Over time, I also discovered a disheartening truth: Karis had been fighting brain cancer to a tenuous stalemate for more than a decade. This was after she’d found out I grew up playing hockey, a fact that earned me a spot in her “boyfriend harem,” and before we bore witness to her final decline.

We all lost something when Karis left, including Sundowners. Some of the regulars drifted away, while others started showing up a bit less often. It was still a wonderful way to spend a Thursday evening, but it began to feel like a Broadway show on tour: thoroughly entertaining, but missing the thrill of the original cast.

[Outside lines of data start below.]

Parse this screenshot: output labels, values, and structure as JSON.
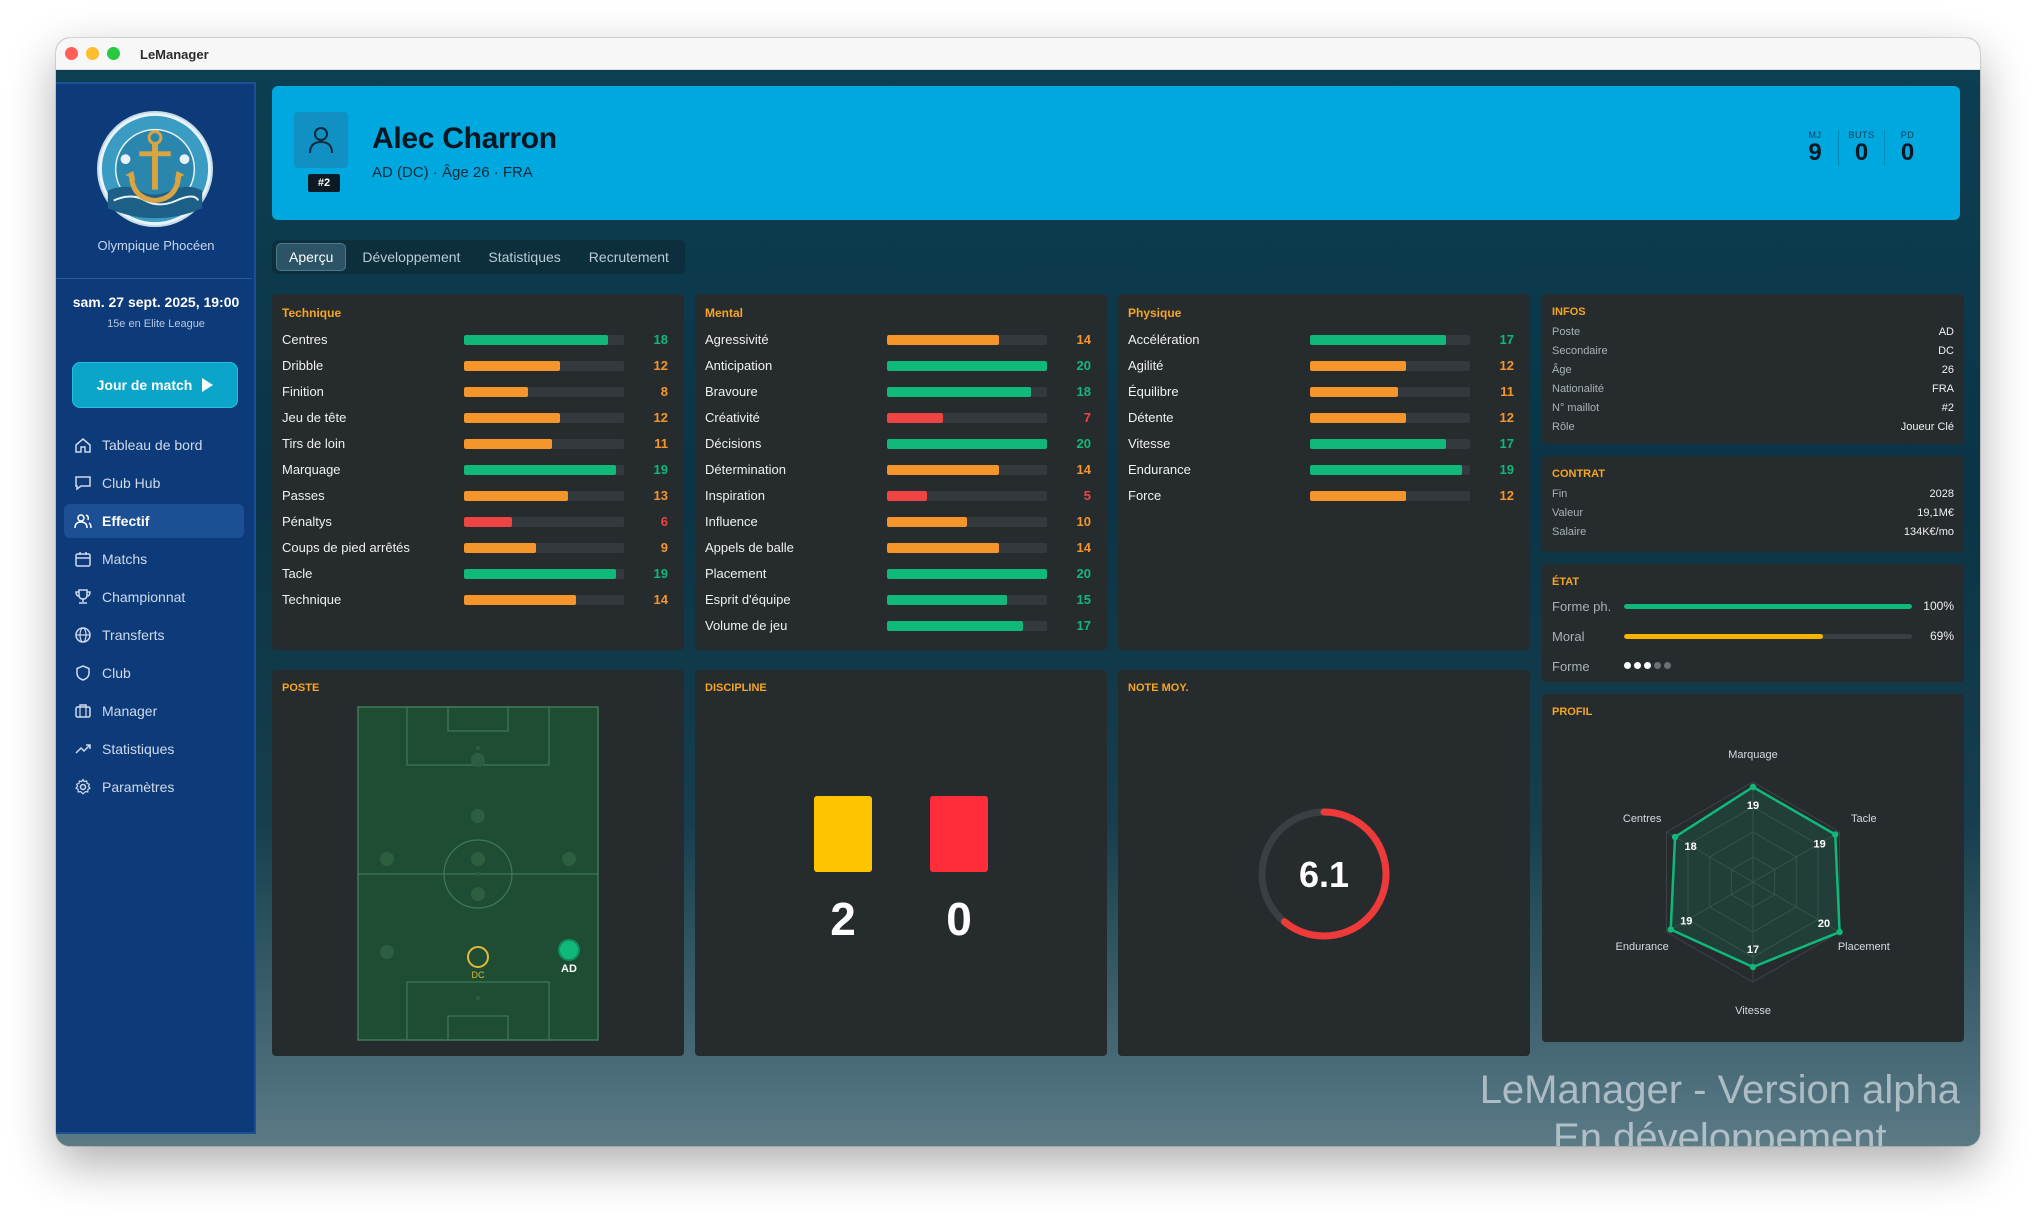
{
  "window": {
    "title": "LeManager"
  },
  "sidebar": {
    "club_name": "Olympique Phocéen",
    "date": "sam. 27 sept. 2025, 19:00",
    "rank": "15e en Elite League",
    "match_button": "Jour de match",
    "nav": [
      {
        "label": "Tableau de bord",
        "icon": "home-icon"
      },
      {
        "label": "Club Hub",
        "icon": "chat-icon"
      },
      {
        "label": "Effectif",
        "icon": "users-icon",
        "active": true
      },
      {
        "label": "Matchs",
        "icon": "calendar-icon"
      },
      {
        "label": "Championnat",
        "icon": "trophy-icon"
      },
      {
        "label": "Transferts",
        "icon": "globe-icon"
      },
      {
        "label": "Club",
        "icon": "shield-icon"
      },
      {
        "label": "Manager",
        "icon": "briefcase-icon"
      },
      {
        "label": "Statistiques",
        "icon": "trend-icon"
      },
      {
        "label": "Paramètres",
        "icon": "gear-icon"
      }
    ]
  },
  "player": {
    "number": "#2",
    "name": "Alec Charron",
    "subtitle": "AD (DC) · Âge 26 · FRA",
    "stats": [
      {
        "label": "MJ",
        "value": "9"
      },
      {
        "label": "BUTS",
        "value": "0"
      },
      {
        "label": "PD",
        "value": "0"
      }
    ]
  },
  "tabs": [
    "Aperçu",
    "Développement",
    "Statistiques",
    "Recrutement"
  ],
  "active_tab": "Aperçu",
  "attribute_max": 20,
  "technique": {
    "title": "Technique",
    "items": [
      {
        "name": "Centres",
        "value": 18
      },
      {
        "name": "Dribble",
        "value": 12
      },
      {
        "name": "Finition",
        "value": 8
      },
      {
        "name": "Jeu de tête",
        "value": 12
      },
      {
        "name": "Tirs de loin",
        "value": 11
      },
      {
        "name": "Marquage",
        "value": 19
      },
      {
        "name": "Passes",
        "value": 13
      },
      {
        "name": "Pénaltys",
        "value": 6
      },
      {
        "name": "Coups de pied arrêtés",
        "value": 9
      },
      {
        "name": "Tacle",
        "value": 19
      },
      {
        "name": "Technique",
        "value": 14
      }
    ]
  },
  "mental": {
    "title": "Mental",
    "items": [
      {
        "name": "Agressivité",
        "value": 14
      },
      {
        "name": "Anticipation",
        "value": 20
      },
      {
        "name": "Bravoure",
        "value": 18
      },
      {
        "name": "Créativité",
        "value": 7
      },
      {
        "name": "Décisions",
        "value": 20
      },
      {
        "name": "Détermination",
        "value": 14
      },
      {
        "name": "Inspiration",
        "value": 5
      },
      {
        "name": "Influence",
        "value": 10
      },
      {
        "name": "Appels de balle",
        "value": 14
      },
      {
        "name": "Placement",
        "value": 20
      },
      {
        "name": "Esprit d'équipe",
        "value": 15
      },
      {
        "name": "Volume de jeu",
        "value": 17
      }
    ]
  },
  "physique": {
    "title": "Physique",
    "items": [
      {
        "name": "Accélération",
        "value": 17
      },
      {
        "name": "Agilité",
        "value": 12
      },
      {
        "name": "Équilibre",
        "value": 11
      },
      {
        "name": "Détente",
        "value": 12
      },
      {
        "name": "Vitesse",
        "value": 17
      },
      {
        "name": "Endurance",
        "value": 19
      },
      {
        "name": "Force",
        "value": 12
      }
    ]
  },
  "infos": {
    "title": "INFOS",
    "rows": [
      {
        "k": "Poste",
        "v": "AD"
      },
      {
        "k": "Secondaire",
        "v": "DC"
      },
      {
        "k": "Âge",
        "v": "26"
      },
      {
        "k": "Nationalité",
        "v": "FRA"
      },
      {
        "k": "N° maillot",
        "v": "#2"
      },
      {
        "k": "Rôle",
        "v": "Joueur Clé"
      }
    ]
  },
  "contrat": {
    "title": "CONTRAT",
    "rows": [
      {
        "k": "Fin",
        "v": "2028"
      },
      {
        "k": "Valeur",
        "v": "19,1M€"
      },
      {
        "k": "Salaire",
        "v": "134K€/mo"
      }
    ]
  },
  "etat": {
    "title": "ÉTAT",
    "forme_ph": {
      "label": "Forme ph.",
      "value": "100%",
      "fraction": 1.0,
      "color": "#10b97a"
    },
    "moral": {
      "label": "Moral",
      "value": "69%",
      "fraction": 0.69,
      "color": "#f5b400"
    },
    "forme": {
      "label": "Forme",
      "filled_dots": 3,
      "total_dots": 5
    }
  },
  "poste": {
    "title": "POSTE",
    "primary": "AD",
    "secondary": "DC"
  },
  "discipline": {
    "title": "DISCIPLINE",
    "yellow": "2",
    "red": "0",
    "yellow_color": "#ffc400",
    "red_color": "#ff2d3a"
  },
  "note": {
    "title": "NOTE MOY.",
    "value": "6.1",
    "fraction": 0.61,
    "color": "#ef3a3a"
  },
  "profil": {
    "title": "PROFIL",
    "max": 20,
    "axes": [
      {
        "label": "Marquage",
        "value": 19
      },
      {
        "label": "Tacle",
        "value": 19
      },
      {
        "label": "Placement",
        "value": 20
      },
      {
        "label": "Vitesse",
        "value": 17
      },
      {
        "label": "Endurance",
        "value": 19
      },
      {
        "label": "Centres",
        "value": 18
      }
    ]
  },
  "watermark": {
    "line1": "LeManager - Version alpha",
    "line2": "En développement"
  }
}
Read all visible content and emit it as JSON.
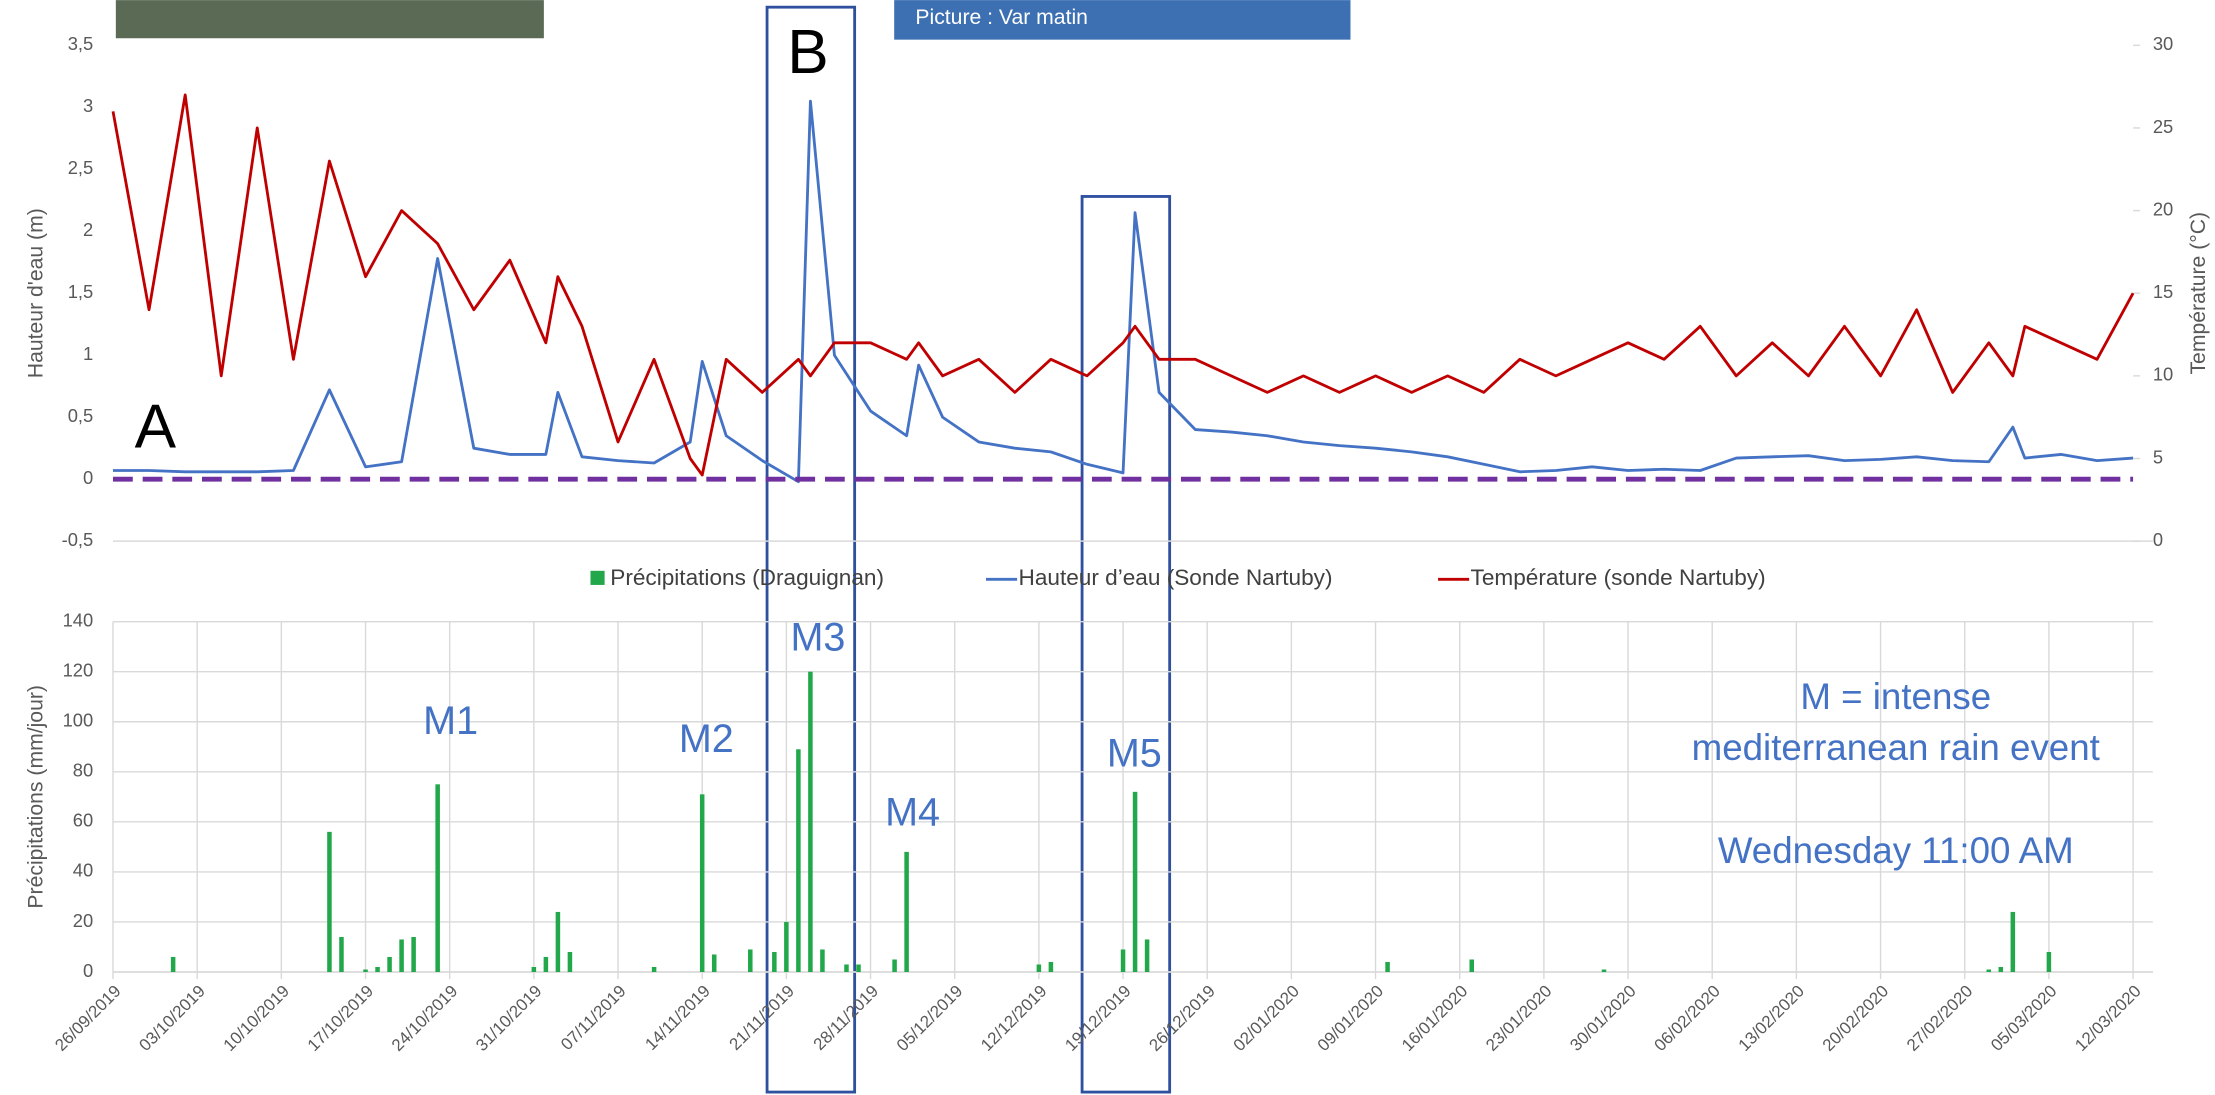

Over the last few years, a combination of new management, a swelling membership and a COVID-induced pause has transformed Sundowners further. Gone are the days of texting the pro shop while sprinting from the office, “Coming in hot! Don’t put me with any assholes!” The online reservations are now full by 10 a.m.

If that sounds like mere lamentations of the old, it is. Yes, there are fewer members now who know that the pond that lies out of bounds to the extreme right of No. 7 is called Lake Koharsky, or that tee shots that come up short on the 18th are sucked into the Castleberry bunker. The intermediate cut is now grown higher in a few places to curb the effectiveness of bunting and “chutting,” and many foursomes go off without a single speaker blaring, let alone four competing for attention, as was common in the days afore.

Fresh meat fills the fairways now, but the course is still my home. It’s still the place where most everyone knows my name. And Karis’ words still greet me on the bench installed on No. 11, where she made her one and only ace: “LET’S ALL LAUGH AND ENJOY.”

A final piece of sage advice from the Sundowner who broke me in. It never fails to hit home. So, somebody cue up some Queen and make sure the cooler’s full, because we’ve got eight holes left before the sun goes down on this round.